The Five Devils movie review & film summary (2023)


Dramé plays an eight-year-old girl named Vicky, who’s growing up in the quaint village at the foot of the Alps where her mother, Joanne (Adèle Exarchopoulos), was a champion gymnast and all-around queen bee in her youth; now, Joanne goes through the motions teaching water aerobics to the elderly at the local pool. Vicky is biracial—her firefighter father, Jimmy (Moustapha Mbengue), is originally from Senegal—which makes her the target of mean girls who bully her for her magnificent mane, pushing her around and calling her “Toilet Brush.” Still, Vicky is a self-possessed only child who enjoys her solitude, occupying her time collecting various items in jars for the memories their scents evoke. She has a preternatural sense of smell, as we see from a suspenseful early sequence in which her mother blindfolds her with a scarf and asks Vicky to find her in the forest. Dramé has an intriguing presence and a wisdom beyond her years, but there’s nothing cutesy or precocious about her performance.

The family’s simple life gets upended when Jimmy’s younger sister, Julia (Swala Emati), returns after a decade away. Her arrival also sends a ripple through the town, where she’s not just notorious but a pariah for a devastating act she committed long ago. Joanne and Julia have a bristling tension from the start: There’s some history between them, which “The Five Devils” explores in flashbacks. But even before then, Emati plays the character with the trepidation of a wounded animal. As for the man at the center of this connection, Mbengue gets frustratingly little to work with; Jimmy is withdrawn and uncommunicative and little else.
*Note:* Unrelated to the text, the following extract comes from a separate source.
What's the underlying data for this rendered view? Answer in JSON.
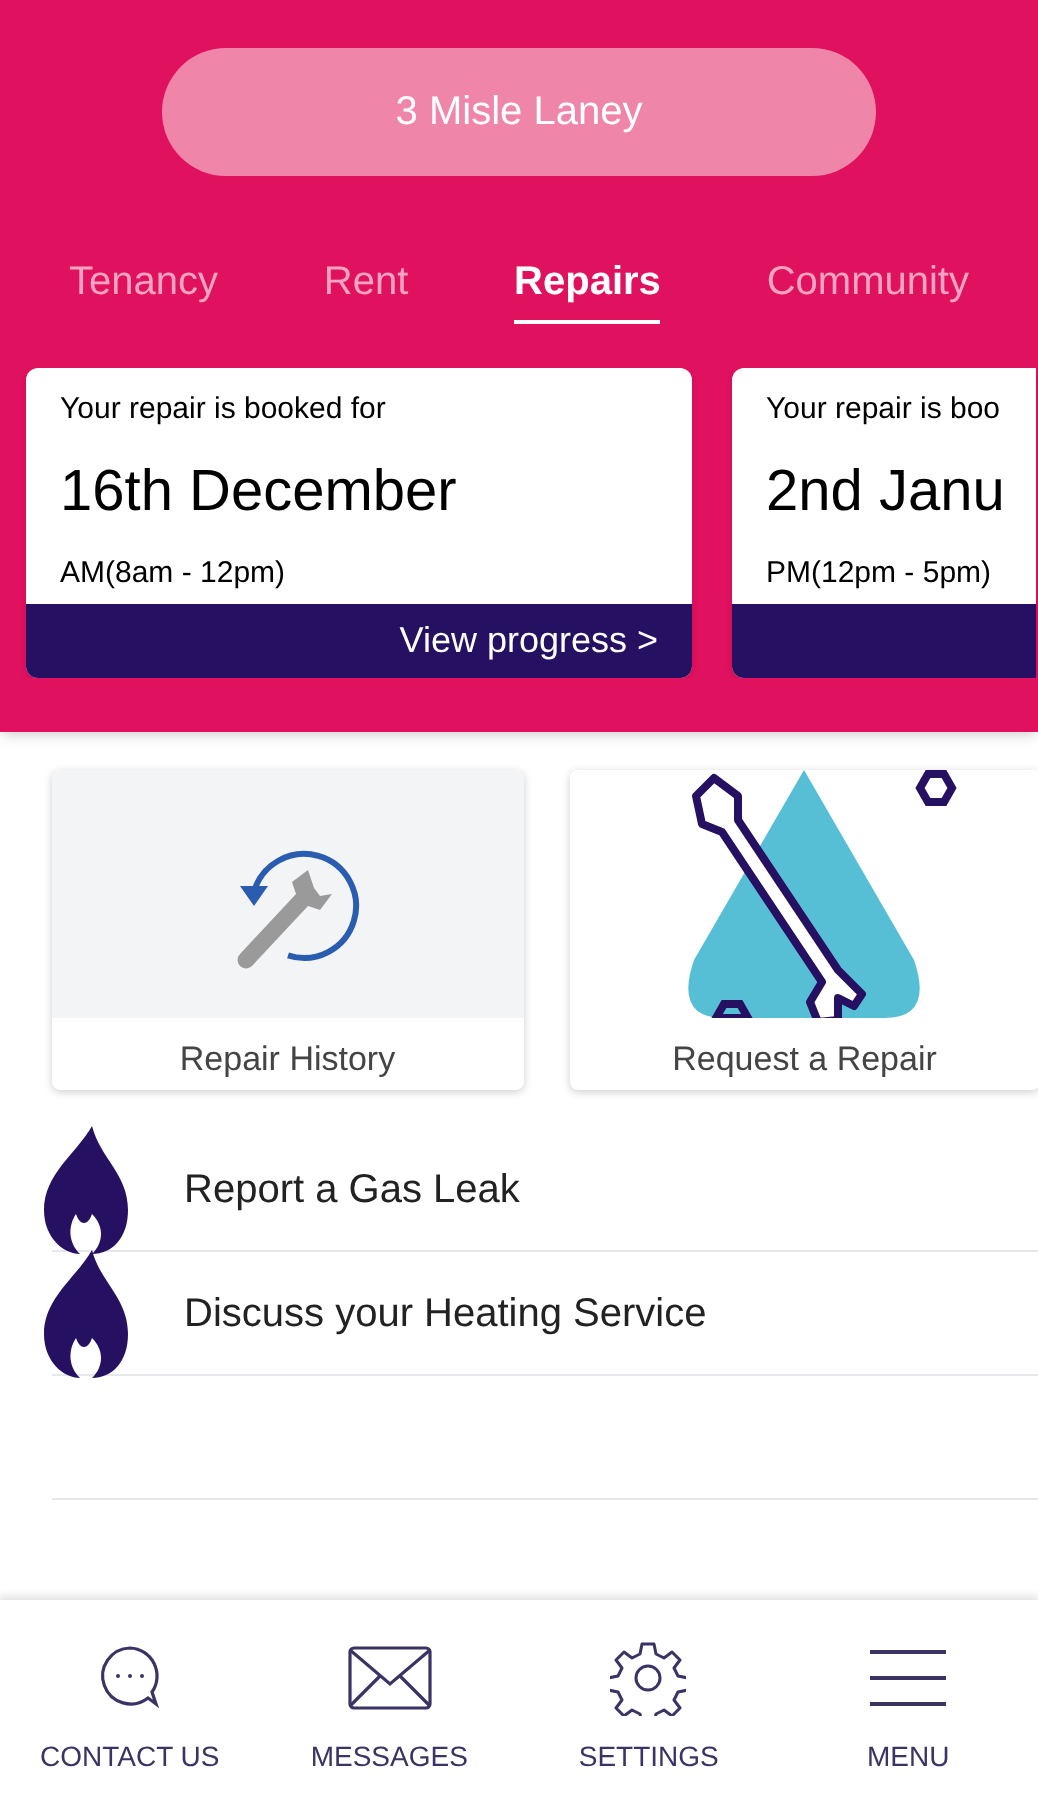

But Vicky quickly discovers she has an unexpectedly powerful connection with this relative she’d never met. One whiff of Julia’s clothes and personal items causes her to pass out and transports her to the past, where she can peek in on her future mom, dad, and aunt at crucial moments in their shared history. It’s a cool concept akin to the premise of “Back to the Future”: Who wouldn’t want to spy on their parents as teenagers? And yet, this structure has some nagging flaws in its interior logic. Only Julia can see Vicky during these interludes in the past—why doesn’t she say anything to the little girl in the present since they’re all living under the same roof? We’re left to wonder: Does Julia even know in the present that Vicky is invading her past? And when Vicky brings back items from events that occurred a decade ago, what impact does that have on everyone’s shared experiences?